Lynks © Vonalina Cake Photography

Which moves me on to the aforementioned second slice of party-starting bread slapped on top of the Robbie and Mona sandwich - Lynks. I’d heard the rumours - a live set from self-described ‘masked drag monster’ Lynks was going to be something else. Elton John is his biggest fan for crying out loud. Still waiting for Lynks to start I glanced at my phone and felt panicked that I had to be home in ONE HOUR. Pushing my way through the heaving, happy crowd also waiting and spotting that Big Geoff had entered the building, positioned front-left of the stage as he always used to be, not only confirmed that I was truly back in the warm arms of the Bristol live music scene proper, but that his bellwether presence meant that this was going to be an excellent last hour indeed. 

Lynks © Vonalina Cake Photography

Oh. My. God. Lynks, in full neon masked splendour, flanked by two elegantly wasted backing singers with humour and tight dance moves to die for, didn’t fuck around in getting the crowd absolutely frenetic and pumping, going straight in with their anthem for the uncool ‘Everyone’s Hot and I’m Not’. With my arms in the air, notebook and pen to the sky, a rapt young spectacled guy next to me shouted in my ear ‘Are you reviewing this? Make sure you say he’s the nicest guy you could ever meet’. And I can’t imagine he isn’t just that, having seen his joyful, pantominesque, queer party-for-the-senses in real life, bundling the crowd along with him on a magical journey to Rave Land, touching base with a glorious selection of tracks full of pithy social comment, via the most bonkers Courtney Barnett cover I will ever hear and a cameo appearance from Grove, whose entry on to the stage was greeted with raptourous glee from the crowd. I jot down one sentence - Pet Shop Boys on acid. Maybe that’s all you need to know. 
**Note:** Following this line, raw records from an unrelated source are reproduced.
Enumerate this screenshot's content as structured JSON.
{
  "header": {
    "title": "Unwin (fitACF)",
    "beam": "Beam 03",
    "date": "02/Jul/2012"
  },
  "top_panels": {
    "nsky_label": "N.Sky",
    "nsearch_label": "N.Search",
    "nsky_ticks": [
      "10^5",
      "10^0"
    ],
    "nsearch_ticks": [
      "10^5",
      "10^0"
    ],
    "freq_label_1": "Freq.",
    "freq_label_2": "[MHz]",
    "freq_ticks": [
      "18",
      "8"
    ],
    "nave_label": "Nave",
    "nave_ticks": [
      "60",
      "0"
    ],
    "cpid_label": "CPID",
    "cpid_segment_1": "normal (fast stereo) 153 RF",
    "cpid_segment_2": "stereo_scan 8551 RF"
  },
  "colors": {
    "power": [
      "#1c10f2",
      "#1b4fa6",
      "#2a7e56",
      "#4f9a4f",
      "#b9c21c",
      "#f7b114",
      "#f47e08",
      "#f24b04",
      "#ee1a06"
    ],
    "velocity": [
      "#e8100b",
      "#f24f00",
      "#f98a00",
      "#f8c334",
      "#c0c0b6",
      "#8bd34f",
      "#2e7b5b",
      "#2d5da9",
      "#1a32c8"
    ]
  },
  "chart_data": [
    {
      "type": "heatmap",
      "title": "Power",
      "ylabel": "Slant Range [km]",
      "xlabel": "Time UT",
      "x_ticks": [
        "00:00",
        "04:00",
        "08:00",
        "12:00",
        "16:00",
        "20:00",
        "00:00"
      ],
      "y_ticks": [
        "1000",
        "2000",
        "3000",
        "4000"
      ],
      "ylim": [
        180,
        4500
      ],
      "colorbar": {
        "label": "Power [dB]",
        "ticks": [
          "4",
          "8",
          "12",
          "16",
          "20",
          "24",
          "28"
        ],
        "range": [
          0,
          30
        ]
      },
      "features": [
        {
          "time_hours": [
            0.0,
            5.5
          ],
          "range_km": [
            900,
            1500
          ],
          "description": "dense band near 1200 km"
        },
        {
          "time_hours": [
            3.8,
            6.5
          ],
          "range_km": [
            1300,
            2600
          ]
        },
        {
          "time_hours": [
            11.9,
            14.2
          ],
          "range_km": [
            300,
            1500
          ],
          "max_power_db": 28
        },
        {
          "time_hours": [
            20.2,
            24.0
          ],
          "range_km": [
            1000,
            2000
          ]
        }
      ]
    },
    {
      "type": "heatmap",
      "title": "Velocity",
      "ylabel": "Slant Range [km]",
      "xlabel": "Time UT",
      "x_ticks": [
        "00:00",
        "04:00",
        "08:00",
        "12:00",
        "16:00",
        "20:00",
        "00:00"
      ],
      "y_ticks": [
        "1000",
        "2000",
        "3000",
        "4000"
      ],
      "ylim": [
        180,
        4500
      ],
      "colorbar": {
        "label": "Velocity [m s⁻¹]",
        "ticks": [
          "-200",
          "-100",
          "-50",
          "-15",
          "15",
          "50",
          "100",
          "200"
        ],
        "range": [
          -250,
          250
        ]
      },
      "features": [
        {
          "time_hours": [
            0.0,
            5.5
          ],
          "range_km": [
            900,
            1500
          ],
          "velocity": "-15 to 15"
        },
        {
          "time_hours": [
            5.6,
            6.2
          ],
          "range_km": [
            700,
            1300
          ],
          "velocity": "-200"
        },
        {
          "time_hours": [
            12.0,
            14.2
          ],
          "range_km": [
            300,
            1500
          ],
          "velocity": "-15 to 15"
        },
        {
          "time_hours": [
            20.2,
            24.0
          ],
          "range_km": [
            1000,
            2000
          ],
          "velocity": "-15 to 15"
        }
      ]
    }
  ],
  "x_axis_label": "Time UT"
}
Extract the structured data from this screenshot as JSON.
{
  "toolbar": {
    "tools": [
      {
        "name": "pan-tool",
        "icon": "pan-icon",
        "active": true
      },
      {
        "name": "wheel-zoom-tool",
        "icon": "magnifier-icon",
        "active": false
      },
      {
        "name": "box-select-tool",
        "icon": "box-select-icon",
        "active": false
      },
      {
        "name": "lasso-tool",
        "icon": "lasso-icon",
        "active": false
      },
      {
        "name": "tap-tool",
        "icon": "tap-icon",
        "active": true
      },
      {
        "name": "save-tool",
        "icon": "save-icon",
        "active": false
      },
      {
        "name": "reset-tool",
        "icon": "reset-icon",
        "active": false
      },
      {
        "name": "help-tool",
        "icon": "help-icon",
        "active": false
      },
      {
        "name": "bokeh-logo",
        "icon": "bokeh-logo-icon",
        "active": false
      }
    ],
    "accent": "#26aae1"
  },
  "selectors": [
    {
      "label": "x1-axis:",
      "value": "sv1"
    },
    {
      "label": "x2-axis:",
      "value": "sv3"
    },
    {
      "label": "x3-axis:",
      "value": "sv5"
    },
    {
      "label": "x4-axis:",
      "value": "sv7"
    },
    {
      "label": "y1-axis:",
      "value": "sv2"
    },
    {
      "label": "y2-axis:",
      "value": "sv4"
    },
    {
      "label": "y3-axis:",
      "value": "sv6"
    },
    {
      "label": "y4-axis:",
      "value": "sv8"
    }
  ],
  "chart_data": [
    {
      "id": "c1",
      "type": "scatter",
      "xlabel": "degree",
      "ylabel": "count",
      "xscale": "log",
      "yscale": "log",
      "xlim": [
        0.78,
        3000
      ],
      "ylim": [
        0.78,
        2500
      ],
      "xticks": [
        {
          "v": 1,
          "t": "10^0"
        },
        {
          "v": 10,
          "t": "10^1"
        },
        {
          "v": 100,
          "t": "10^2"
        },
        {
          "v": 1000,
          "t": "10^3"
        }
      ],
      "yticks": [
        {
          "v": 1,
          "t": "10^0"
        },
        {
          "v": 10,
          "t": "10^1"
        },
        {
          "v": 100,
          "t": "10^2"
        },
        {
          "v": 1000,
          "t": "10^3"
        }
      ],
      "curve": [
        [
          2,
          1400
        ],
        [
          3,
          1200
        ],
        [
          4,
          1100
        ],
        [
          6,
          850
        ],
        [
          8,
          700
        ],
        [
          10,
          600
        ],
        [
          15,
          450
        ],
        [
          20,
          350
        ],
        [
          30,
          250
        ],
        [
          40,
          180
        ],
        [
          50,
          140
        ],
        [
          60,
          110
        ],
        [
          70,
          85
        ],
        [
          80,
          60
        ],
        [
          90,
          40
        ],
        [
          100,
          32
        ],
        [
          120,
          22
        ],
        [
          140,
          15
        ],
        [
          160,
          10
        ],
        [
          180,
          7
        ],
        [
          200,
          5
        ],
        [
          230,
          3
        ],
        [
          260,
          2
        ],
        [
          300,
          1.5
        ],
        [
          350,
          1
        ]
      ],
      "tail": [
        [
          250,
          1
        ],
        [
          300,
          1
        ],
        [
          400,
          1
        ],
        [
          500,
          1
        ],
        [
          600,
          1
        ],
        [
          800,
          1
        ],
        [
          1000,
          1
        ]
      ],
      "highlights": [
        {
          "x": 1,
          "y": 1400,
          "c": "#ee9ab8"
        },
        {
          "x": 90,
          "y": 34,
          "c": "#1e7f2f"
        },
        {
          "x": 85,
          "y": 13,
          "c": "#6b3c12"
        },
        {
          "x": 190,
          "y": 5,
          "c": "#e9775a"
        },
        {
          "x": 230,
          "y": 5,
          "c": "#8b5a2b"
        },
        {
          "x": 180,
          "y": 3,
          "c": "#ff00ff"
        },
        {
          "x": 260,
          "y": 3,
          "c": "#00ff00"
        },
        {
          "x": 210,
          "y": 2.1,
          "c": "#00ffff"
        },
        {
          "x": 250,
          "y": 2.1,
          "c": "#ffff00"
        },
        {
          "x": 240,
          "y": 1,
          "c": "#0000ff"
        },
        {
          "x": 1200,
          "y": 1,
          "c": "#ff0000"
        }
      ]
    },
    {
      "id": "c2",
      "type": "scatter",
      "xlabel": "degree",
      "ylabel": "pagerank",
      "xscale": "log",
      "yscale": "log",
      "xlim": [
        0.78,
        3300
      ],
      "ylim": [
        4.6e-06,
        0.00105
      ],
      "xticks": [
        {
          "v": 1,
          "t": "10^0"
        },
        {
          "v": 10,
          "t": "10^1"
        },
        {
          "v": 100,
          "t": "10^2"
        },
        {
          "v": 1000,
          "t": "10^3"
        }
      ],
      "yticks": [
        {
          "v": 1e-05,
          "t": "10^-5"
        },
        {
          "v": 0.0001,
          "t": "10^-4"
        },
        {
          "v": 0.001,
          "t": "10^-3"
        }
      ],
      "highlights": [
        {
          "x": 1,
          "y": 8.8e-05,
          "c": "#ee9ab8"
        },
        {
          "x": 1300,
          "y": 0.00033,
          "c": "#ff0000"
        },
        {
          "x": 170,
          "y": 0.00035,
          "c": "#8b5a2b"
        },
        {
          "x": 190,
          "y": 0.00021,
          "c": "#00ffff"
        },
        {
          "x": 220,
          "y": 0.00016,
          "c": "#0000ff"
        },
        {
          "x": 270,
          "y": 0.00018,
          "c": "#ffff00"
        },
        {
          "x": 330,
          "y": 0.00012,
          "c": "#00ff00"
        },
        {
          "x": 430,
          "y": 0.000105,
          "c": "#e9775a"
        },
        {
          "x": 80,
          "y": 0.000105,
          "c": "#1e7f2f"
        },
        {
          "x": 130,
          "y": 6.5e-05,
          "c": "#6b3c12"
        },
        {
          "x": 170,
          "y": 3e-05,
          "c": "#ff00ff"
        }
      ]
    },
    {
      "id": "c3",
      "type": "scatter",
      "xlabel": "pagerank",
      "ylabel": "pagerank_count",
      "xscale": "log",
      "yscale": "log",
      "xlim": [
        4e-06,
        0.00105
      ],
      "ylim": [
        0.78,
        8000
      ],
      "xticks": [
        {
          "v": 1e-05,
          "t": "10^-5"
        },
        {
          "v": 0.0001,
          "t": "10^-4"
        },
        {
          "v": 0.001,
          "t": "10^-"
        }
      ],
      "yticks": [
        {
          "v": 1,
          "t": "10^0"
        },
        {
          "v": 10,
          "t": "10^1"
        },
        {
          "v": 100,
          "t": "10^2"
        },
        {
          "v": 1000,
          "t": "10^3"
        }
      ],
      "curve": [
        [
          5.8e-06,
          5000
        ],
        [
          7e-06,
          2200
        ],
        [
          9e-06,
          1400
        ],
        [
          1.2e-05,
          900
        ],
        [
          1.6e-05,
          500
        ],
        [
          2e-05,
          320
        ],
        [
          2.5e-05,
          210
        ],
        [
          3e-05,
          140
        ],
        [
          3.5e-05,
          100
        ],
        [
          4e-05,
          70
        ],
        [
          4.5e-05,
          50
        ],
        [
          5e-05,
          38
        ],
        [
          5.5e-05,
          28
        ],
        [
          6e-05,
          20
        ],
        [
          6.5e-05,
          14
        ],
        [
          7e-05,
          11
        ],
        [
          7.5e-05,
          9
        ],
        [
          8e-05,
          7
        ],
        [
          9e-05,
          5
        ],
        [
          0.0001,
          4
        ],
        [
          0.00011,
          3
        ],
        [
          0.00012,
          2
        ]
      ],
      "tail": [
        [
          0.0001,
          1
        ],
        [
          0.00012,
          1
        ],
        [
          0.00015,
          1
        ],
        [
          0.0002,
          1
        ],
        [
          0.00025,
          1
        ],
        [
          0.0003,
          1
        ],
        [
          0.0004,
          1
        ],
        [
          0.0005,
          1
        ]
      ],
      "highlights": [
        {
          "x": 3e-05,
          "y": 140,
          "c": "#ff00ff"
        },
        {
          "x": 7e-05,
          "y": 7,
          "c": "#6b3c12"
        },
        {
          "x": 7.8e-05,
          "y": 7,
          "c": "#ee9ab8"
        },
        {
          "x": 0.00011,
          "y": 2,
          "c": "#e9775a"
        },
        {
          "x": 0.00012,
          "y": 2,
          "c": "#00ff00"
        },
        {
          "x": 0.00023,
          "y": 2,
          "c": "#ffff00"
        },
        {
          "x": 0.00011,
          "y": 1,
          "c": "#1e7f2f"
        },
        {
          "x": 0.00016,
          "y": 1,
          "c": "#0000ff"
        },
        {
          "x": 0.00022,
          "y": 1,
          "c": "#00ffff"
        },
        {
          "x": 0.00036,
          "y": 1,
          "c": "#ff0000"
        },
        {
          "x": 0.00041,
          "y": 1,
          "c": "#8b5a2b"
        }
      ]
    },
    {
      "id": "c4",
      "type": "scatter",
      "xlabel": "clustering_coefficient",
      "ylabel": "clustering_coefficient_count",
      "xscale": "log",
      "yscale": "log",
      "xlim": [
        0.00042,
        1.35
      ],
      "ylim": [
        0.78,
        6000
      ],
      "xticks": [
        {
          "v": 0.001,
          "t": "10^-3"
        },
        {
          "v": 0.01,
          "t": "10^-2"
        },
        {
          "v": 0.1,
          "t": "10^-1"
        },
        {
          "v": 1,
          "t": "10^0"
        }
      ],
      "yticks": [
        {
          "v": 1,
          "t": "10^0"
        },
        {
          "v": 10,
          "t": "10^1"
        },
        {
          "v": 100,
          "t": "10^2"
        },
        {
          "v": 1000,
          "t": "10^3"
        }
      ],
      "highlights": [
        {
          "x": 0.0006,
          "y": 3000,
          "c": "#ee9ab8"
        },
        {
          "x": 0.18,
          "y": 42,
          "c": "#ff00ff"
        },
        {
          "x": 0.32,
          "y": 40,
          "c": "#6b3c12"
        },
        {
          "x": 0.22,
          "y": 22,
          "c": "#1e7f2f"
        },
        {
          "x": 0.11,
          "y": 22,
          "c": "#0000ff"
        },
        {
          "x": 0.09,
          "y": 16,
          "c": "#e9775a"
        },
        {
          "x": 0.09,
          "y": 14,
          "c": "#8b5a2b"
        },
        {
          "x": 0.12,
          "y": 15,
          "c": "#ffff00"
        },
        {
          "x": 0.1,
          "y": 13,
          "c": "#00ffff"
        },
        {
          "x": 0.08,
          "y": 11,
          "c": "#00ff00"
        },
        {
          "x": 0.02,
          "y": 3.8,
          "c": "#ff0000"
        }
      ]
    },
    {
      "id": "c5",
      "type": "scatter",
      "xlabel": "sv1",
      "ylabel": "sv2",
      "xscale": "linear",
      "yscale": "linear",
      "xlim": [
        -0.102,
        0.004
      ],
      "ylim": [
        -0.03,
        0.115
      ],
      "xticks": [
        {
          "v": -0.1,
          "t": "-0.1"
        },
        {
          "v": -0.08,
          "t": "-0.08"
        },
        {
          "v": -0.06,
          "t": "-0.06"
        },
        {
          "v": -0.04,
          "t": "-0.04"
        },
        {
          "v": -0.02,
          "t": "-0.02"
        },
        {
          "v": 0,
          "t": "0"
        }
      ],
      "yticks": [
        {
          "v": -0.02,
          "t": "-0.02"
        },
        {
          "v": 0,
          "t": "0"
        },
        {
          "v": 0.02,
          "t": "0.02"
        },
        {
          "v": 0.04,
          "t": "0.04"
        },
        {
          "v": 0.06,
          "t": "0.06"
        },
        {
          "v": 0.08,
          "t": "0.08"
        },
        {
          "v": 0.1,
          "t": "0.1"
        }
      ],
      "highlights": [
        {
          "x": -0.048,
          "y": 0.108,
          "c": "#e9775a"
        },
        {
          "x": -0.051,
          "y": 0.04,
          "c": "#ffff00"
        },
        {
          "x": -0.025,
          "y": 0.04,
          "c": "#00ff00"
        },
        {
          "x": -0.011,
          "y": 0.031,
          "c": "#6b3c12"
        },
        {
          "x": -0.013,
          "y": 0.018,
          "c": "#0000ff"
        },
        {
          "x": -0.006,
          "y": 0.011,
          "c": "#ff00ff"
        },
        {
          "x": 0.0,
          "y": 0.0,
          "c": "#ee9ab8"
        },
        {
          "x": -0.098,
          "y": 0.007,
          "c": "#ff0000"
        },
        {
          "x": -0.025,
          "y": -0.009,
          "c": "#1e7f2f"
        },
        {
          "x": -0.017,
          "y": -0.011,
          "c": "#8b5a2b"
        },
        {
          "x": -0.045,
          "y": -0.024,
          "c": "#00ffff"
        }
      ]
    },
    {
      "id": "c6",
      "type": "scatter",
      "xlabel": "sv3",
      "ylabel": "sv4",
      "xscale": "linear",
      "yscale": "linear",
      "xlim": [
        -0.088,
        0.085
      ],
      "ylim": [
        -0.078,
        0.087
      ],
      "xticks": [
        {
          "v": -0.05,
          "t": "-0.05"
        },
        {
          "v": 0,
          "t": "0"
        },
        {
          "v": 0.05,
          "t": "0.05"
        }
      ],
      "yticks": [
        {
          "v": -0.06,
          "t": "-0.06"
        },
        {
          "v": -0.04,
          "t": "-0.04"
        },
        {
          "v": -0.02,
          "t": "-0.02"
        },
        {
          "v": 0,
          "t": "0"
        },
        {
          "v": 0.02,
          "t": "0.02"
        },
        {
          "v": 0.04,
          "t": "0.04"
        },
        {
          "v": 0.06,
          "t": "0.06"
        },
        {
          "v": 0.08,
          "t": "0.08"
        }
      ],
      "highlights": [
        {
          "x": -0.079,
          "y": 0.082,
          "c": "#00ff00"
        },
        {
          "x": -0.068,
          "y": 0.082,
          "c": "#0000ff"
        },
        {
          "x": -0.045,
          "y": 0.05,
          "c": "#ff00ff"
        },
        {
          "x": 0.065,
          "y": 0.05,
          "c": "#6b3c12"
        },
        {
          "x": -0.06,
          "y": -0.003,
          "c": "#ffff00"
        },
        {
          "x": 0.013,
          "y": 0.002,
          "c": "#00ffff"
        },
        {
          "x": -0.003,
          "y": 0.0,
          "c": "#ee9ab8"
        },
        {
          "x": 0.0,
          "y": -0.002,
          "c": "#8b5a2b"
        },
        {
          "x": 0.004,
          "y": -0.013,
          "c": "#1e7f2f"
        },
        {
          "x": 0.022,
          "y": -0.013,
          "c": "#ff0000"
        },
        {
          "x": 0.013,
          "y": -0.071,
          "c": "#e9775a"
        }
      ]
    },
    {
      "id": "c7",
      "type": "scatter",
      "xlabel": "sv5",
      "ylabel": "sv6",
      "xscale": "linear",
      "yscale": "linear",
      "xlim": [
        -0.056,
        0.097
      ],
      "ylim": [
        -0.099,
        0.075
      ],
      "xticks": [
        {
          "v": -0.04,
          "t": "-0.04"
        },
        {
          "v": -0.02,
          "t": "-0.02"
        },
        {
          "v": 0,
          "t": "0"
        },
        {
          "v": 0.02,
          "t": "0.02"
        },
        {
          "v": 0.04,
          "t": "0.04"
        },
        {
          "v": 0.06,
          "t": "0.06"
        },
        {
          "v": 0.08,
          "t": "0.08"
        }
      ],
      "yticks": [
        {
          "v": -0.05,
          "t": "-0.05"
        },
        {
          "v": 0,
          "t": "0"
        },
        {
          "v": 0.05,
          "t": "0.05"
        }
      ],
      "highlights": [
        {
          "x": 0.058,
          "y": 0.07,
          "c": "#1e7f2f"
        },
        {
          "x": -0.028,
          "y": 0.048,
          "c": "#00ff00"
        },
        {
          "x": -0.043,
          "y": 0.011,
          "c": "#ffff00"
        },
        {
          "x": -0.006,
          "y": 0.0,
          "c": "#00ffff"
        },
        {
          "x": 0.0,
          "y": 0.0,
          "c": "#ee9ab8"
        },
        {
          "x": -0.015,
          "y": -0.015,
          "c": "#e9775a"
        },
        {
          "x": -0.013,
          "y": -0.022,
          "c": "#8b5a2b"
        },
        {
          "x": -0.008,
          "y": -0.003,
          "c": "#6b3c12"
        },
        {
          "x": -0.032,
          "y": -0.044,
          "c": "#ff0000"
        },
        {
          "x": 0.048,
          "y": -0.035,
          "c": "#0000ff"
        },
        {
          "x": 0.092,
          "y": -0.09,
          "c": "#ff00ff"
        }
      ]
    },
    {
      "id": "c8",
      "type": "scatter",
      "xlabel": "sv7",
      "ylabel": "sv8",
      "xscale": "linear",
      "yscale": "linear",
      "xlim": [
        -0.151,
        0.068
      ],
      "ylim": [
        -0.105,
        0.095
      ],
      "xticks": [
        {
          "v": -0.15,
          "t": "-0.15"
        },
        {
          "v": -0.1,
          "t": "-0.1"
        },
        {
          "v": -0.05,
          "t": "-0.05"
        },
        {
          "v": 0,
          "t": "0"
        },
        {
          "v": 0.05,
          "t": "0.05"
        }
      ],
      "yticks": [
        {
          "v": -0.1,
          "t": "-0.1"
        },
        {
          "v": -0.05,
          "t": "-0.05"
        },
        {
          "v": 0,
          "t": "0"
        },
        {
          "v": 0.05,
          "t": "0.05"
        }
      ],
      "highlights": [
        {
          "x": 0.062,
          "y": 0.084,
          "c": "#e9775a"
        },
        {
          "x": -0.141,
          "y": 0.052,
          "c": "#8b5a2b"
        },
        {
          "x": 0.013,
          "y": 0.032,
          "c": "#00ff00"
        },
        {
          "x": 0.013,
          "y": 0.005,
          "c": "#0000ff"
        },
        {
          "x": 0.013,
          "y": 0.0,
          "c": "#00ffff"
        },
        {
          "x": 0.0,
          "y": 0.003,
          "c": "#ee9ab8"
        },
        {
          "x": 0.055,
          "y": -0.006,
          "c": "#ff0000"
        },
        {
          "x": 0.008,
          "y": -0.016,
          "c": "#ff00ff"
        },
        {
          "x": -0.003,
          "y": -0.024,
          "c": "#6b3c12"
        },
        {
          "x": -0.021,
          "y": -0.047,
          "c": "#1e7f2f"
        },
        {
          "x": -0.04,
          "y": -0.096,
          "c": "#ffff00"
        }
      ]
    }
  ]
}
The clock was almost striking midnight - believe me, I didn’t want to go, but the fear of being dumped by your babysitter wins over the fear of being grounded by your parents for getting home late, hands down. I tapped Von on the shoulder and handed the baton over (she wasn’t leaving now, no way) and stumbled into the night-time cool of late summer Stokes Croft for the first time in what felt like aeons, grinning from ear-to-ear. Thanks Spinny Nights for bringing me back to (night)life. It’s been too long.